Он осторожно попробовал. Затем язык его замелькал еще быстрее, он жадно доел остаток ягоды и потянулся за второй. Лишь тогда Тесме вспомнила репутацию токки как средства, усиливающего половое влечение, но отвернулась, пряча усмешку, и ничего не сказала. Он назвался мужчиной, стало быть, у хайрогов есть секс, но как они им занимаются? Внезапно она представила, как самец-хайрог испускает струю семенной жидкости из некоего скрытого отверстия в ванную, куда погружаются самки оплодотворяться.

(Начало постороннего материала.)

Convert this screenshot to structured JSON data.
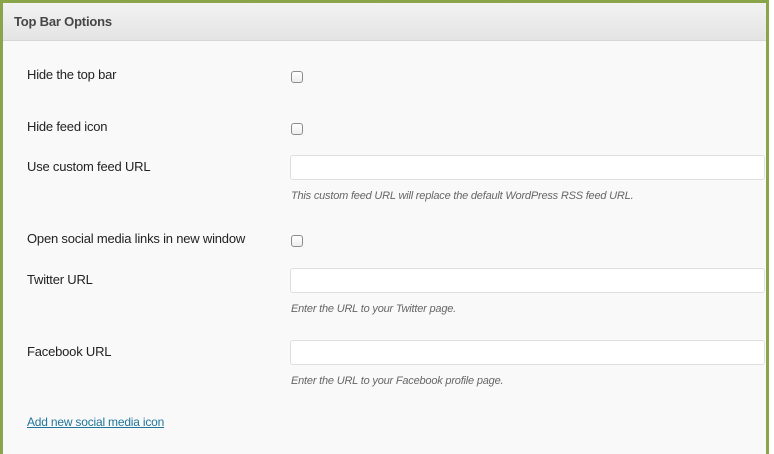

Действительно, не очень романтично, подумала она, в то же время желая узнать, поступают ли они так и действительно ли оплодотворение у них происходит разделение, как у некоторых рыб и змей.
Она приготовила для него еду из токки, поджаренных калимботсов и небольшого многоногого нежно-ароматного хиктияна, которого поймала сетью в ручье. Вино у нее кончилось, но недавно она открыла сок большого красного дерева, забродивший после двух дней на открытом воздухе, и дала ему немного.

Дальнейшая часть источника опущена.